The list of things I’m looking forward to doing when I get fully weight restored (which, I have not been since I discharged from St. Vincent’s at the beginning of April 2016) is ever-growing. Among them are: a new pair of jeans, a mani-pedi, getting to use the Nordstrom and Lululemon gift cards I got for Christmas to buy new clothes, a new running watch, getting to use the 3 Barre3 classes I paid for three months ago, an indoor skydiving voucher Brad and I got for Christmas two years ago, a month of classes at Willamette Valley Power Yoga, a massage, a trip to the Nike employee store, and a dog (just kidding, Mom!). I’m tired of this list growing longer.

A common misconception about anorexia is that it’s about the weight. For me, that’s not it at all. It’s not the final destination of my restored weight that’s so hard for me, it’s the process. Unfortunately, gaining weight is a process. My eating disorder lies and it cheats and it sneaks, and it makes me think that food is the enemy! Because of that, I’m putting as many things in place as possible to make sure my brain can’t get in the way of doing what I need to do; doing what my body needs. I’ve agreed to be home, Thursday dinner through Sunday after church. When I’m home, I have meals with my mom’s supervision. There’s less freedom, and therefore less of an ability for the E.D. to utilize whatever wiggle room it may find to short me in any calories. I also have Winky to sit with me when I’m having a really hard time, which is a much better coping skill for me to use right now than to go for a walk (burning more calories), which I am more likely to do at school.

In addition, it’s now been nine months since I’ve had my period (again) and scientifically, that means my bone density is deteriorating. This is the body, and the life, that God gave me and I’m not going to give up.
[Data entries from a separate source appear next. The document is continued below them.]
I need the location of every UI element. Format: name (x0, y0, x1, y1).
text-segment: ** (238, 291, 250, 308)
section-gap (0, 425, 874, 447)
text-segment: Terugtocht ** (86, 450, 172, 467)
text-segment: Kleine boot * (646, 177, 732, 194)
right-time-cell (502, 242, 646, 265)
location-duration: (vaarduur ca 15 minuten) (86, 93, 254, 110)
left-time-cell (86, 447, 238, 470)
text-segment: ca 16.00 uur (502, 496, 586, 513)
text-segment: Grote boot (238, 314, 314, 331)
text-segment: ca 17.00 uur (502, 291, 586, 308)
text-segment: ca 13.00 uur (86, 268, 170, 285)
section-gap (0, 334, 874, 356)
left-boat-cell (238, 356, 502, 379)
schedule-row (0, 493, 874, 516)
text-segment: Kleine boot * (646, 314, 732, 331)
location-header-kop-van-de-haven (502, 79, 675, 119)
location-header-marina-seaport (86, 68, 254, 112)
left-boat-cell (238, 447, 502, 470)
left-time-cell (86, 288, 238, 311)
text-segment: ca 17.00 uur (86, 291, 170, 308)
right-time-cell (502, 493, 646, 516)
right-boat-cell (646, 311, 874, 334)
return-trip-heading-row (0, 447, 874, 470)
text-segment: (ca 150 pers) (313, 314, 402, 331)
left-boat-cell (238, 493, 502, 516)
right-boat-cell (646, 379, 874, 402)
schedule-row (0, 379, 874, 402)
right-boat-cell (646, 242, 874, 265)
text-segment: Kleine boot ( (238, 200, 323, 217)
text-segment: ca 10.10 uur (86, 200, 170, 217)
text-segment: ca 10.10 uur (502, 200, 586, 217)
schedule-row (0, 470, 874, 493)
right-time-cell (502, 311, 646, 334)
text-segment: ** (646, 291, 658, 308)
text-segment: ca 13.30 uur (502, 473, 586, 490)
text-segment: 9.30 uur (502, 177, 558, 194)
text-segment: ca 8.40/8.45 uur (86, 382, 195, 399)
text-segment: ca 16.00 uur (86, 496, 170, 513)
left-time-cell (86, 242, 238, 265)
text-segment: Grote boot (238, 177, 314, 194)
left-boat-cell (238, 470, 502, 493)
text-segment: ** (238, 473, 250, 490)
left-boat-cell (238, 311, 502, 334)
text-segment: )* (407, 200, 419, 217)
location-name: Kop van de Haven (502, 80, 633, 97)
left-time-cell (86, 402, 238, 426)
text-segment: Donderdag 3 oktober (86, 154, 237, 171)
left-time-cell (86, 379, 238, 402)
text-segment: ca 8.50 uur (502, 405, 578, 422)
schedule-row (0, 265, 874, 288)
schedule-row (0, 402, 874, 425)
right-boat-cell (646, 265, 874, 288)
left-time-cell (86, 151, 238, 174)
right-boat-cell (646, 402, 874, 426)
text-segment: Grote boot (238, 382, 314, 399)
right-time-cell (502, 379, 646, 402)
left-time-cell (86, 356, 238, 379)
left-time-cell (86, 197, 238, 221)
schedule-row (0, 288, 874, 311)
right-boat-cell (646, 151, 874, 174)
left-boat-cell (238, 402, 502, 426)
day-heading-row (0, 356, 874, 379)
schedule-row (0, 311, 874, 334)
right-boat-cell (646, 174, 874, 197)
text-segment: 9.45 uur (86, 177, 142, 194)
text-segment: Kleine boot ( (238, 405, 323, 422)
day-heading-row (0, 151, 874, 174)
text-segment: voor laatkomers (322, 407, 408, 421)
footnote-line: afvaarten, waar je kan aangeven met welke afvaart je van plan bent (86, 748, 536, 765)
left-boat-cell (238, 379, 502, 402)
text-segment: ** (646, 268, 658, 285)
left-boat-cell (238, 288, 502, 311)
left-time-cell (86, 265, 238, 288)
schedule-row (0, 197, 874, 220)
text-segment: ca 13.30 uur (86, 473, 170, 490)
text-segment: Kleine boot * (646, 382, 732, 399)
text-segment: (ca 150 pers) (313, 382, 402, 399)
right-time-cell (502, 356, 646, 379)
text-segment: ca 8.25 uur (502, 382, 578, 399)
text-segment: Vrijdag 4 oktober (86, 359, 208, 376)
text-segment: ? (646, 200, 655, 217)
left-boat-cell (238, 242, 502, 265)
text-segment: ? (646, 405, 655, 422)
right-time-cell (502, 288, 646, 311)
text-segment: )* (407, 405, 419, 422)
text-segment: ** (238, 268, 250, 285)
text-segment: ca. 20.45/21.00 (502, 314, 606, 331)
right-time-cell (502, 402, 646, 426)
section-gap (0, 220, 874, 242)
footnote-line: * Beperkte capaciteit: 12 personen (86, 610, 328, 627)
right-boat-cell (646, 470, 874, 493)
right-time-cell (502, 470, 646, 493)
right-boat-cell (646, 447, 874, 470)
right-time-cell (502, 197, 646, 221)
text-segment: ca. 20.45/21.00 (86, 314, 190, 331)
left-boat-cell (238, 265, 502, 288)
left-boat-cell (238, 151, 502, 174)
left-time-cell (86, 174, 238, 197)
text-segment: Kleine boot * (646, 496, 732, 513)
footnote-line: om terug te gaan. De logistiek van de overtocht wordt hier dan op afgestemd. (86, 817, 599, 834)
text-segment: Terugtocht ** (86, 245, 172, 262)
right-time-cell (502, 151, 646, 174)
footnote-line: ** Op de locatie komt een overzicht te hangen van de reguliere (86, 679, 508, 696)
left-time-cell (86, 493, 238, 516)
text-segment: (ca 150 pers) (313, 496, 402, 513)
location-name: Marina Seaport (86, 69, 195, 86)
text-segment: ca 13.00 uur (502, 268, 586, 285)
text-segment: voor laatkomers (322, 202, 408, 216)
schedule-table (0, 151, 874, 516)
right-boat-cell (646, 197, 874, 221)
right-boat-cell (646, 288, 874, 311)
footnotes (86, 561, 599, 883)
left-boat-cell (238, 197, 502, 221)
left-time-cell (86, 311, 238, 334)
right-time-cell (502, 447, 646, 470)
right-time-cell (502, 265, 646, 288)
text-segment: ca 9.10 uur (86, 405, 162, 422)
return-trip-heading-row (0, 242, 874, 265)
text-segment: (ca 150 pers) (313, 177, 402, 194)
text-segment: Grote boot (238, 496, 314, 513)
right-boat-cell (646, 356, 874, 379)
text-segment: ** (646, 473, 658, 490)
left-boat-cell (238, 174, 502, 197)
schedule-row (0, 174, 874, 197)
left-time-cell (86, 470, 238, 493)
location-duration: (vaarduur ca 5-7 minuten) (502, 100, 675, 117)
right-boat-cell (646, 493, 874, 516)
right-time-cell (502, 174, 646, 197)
I know that I can walk through this fire if I do it with Him.




P.S. A verse my mom shared with me this evening: “Plans fail for lack of counsel, but with many advisers they succeed.”  -Proverbs 15:22


4 thoughts on “Hello, It’s Me Again

  1. Yes, Thank you, Nancy. Love love love our kindergarten teacher!
    Bridgey, I know that often you feel things aren’t “working.” But every day you push ahead, it’s working. Habits aren’t easy to change, and the more you change your behaviors, the less difficult it will become. The interruptions you have when you cut corners is another habit that has to be changed. It’s not easy, but you are doing great. Don’t beat yourself up about needing help, whether it’s from your providers, the support of being home, or from friends. Alcoholics Anonymous is an amazing organization because they recognize the need for help and accountability. Many non drinking alcoholics are non drinking, not because they power through it every day by themselves, but because they go to a group, often twice a week, in their home towns or on a business trip in a different city. They understand the significance of help and in wisdom they humble themselves to go where they can be supported, encouraged, and held accountable. We aren’t designed to do life alone. Ecclesiastes 4:9 and 10 says, “Two are better than one, because they have a good return for their labor: If either of them falls down, one can help the other up. But pity anyone who falls and has no one to help them up.

    It is GOOD to have engage in support and accountability. You are doing great, and it is working.